Deferred prosecution agreements (DPAs) could be offered to corporations as long as they comply with specific requirements, Minister for Home Affairs and Law K. Shanmugam announced on Monday (Jan 15) during a dialogue with lawyers.
The framework is one of several proposed amendments to the Criminal Procedure Code and Evidence Act.
"It's about time we had DPAs here where corporates can be taken to task and (where) they could pay a much higher sum compared to what the criminal law provides," said Mr Shanmugam at the Modernising Criminal Justice: New Developments in Criminal Procedure dialogue.
Under the proposed DPA framework, the public prosecutor can agree to dismiss the charges a company faces providing it agrees to undertake strict obligations.
DPAs are already in effect in Britain and the United States. The framework only applies to companies and is separate from prosecution against individuals.
All DPAs will need to be approved by the High Court which must be satisfied that the agreement is in the interests of justice and that the terms are fair, reasonable and proportionate.
The mechanism will allow for corporate reform, said Mr Shanmugam. DPAs must also be published after the court approves them.
The announcement for the proposed legal tool follows an international corruption probe involving Keppel Corporation's offshore and marine unit. Keppel had entered a DPA in the United States.
The DPA framework was brought up during the public consultation for proposed amendments late last year, according to Law Society president Gregory Vijayendran.
Speaking on the sidelines of the dialogue, Mr Vijayendran said the framework is "not a case of going light on corporations". He said it is a forward-looking approach for Singapore's open economy.
"There is obviously going to be a focus on the many corporations who set up in Singapore who want to be able to carry on business and put a bad episode behind them," he said.
"It does allow a very practical avenue for which there can be discussion for some protection in place for the public because the High Court is still going to scrutinise the matter. It allows for a practical resolution."
Mr Vijayendran said that "a number of offences on our statute books" will apply in cases of corporate crimes.
"I see this as a move to be welcomed by the business community. Time will tell of course."
On Monday, more than 70 criminal law practitioners attended the dialogue at The Arts House where Mr Shanmugam addressed feedback from the public consultation.
Last July, the Law Ministry announced 50 proposed changes to the Criminal Procedure Code and the Evidence Act. The proposed amendments were put up for a month-long public consultation last year and are expected to be tabled in Parliament this year.
Mr Shanmugam highlighted the "strong request" by lawyers to extend community sentencing. The amendments, if passed, will allow more offenders to benefit from rehabilitative opportunities as the eligibility criteria will be expanded in a "controlled manner".
Offenders who serve short jail sentences or have gone through Reformative Training will also be eligible.
The ministry is also working on taking video-recorded statements from vulnerable victims, such as those of serious sexual offences.

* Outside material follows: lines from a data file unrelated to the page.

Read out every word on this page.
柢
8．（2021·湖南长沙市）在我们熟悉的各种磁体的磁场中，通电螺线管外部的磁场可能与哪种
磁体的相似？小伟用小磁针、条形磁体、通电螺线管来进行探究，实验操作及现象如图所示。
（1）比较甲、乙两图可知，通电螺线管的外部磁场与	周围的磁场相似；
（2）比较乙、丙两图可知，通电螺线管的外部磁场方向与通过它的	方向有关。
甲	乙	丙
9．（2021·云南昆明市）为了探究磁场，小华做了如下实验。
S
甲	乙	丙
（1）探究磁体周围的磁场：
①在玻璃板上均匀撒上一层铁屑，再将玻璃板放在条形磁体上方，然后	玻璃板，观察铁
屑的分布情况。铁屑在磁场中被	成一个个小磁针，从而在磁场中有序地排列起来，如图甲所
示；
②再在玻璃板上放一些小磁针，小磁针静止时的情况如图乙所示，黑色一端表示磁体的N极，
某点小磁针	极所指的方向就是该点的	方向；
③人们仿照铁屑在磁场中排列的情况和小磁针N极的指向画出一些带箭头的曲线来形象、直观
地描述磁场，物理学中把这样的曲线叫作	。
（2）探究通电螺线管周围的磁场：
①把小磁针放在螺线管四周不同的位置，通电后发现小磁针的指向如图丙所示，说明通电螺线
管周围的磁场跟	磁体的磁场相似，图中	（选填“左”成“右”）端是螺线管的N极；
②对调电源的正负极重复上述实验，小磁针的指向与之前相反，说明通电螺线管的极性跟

Citing the experiences of other jurisdictions, Mr Shanmugam said: "In sexual assault cases, a lot of the evidence suggests that the first statement that the victim makes is usually the most accurate."
The recording can reduce the trauma felt by the victim by minimising the need for them to repeatedly recount their ordeal and be used in place of oral evidence at trials. It will be implemented in later phases.
Mr Shanmugam said that defence counsel will be given "good access" to these video interviews.